Everyday plastic products produce microplastics fragments. They are tiny, nearly indestructible, as we learn more about microplastics, the news keeps getting worse.
Since few decades we know that microplastics are in our oceans and soil. We’re now discovering them in the unlikeliest of places: our arteries, lungs and even placentas. Microplastics can take anywhere from 100 to 1000 years to break down and, in the meantime, our planet and bodies are becoming more polluted with these materials every day.
The chemical nature of widely used petroleum-based plastic polymers makes them inaccessible to biological processing, leading to an accumulation of microplastics in the natural environment. One way to mitigate this crisis is adoption of plastics that biodegrade if released into natural environments.
New research from scientists at the University of California San Diego and materials-science company Algenesis appeared in Nature Scientific Reports demonstrate the opportunity to produce bio-plastics accessible to a biological degradation process.
Their plant-based polymers biodegrade — even at the microplastic level — in under seven months.

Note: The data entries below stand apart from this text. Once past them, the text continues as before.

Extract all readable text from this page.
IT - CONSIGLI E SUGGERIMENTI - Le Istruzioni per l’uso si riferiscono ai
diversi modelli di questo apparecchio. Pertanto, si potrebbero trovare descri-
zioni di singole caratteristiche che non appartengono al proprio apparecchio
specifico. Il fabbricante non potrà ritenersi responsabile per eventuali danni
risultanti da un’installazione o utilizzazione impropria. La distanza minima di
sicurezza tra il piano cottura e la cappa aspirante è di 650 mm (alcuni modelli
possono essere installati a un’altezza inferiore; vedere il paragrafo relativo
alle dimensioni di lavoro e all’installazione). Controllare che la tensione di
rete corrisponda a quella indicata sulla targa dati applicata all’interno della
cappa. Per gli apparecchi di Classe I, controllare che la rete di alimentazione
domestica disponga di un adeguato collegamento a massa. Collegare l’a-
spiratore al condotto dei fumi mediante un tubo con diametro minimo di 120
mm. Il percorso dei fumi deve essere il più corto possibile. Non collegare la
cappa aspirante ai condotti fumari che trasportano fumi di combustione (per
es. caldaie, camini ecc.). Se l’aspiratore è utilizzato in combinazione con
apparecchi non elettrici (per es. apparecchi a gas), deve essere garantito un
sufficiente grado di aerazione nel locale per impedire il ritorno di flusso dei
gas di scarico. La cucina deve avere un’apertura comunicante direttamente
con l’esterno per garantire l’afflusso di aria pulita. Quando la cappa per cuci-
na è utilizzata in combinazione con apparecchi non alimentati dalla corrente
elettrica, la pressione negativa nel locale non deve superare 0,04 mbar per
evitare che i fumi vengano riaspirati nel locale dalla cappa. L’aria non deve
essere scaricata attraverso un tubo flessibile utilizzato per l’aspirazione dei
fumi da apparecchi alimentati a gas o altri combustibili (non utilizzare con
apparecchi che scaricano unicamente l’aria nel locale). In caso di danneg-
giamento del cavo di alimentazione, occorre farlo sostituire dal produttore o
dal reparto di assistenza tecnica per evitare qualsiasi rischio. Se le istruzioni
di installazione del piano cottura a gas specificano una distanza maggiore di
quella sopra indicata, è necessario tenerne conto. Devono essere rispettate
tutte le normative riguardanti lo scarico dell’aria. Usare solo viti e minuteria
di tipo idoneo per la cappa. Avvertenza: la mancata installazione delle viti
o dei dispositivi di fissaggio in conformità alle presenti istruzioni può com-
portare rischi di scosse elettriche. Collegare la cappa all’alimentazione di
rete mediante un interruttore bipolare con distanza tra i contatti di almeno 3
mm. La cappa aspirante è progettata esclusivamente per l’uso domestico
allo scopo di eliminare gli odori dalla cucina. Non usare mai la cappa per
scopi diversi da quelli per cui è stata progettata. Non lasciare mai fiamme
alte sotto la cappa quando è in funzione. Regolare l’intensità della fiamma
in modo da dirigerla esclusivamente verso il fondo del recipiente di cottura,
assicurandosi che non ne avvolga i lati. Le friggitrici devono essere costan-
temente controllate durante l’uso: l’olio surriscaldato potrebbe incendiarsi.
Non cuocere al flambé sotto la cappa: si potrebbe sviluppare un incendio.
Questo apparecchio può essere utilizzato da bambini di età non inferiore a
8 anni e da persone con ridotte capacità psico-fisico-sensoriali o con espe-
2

They generated microplastic particles from a bio-based, biodegradable thermoplastic polyurethane (TPU-FC1) and demonstrated their rapid biodegradation via direct visualization and respirometry. The idea is that microplastics generated from environmentally biodegradable polyester polyurethanes might rapidly degrade in the environment and hence not persist in the natural environment.
The results indicated that TPU-FC1 particles completely degraded within 200 days, while similar particles derived from a non-biodegradable polymer, ethyl vinyl acetate, showed no reduction of particle number in the same time frame. Tracking CO2 production via respirometry under identical composting conditions further confirmed biodegradation and mineralization of TPU-FC1 particles.
The research also identifies organisms responsible for this biodegradation. A bacterial strain belonging to the genus Rhodococcus was isolated that grows rapidly on TPU-FC1 alone. Feeding studies using this Rhodococcus strain indicated that it can depolymerize the TPU-FC1 material into the starting monomers, which can be quickly consumed by the Rhodococcus and other microorganisms.
Given the conclusion that the bio-based TPU-FC1 is fully biodegradable, scientists explored possible product applications for this material.
Creating an eco-friendly alternative to petroleum-based plastics is only the start of the long road to viability. The next challenge is to be able to use the new material on pre-existing manufacturing equipment that was originally built for traditional plastic.
References:
Rapid biodegradation of microplastics generated from bio‑based thermoplastic polyurethane – Marco N. Allemann, Marissa Tessman, Jaysen Reindel, Gordon B. Scofield, Payton Evans, Robert S. Pomeroy, Michael D. Burkart, Stephen P. Mayfield & Ryan Simkovsky; Nature, Scientific Reports; (2024) 14:6036.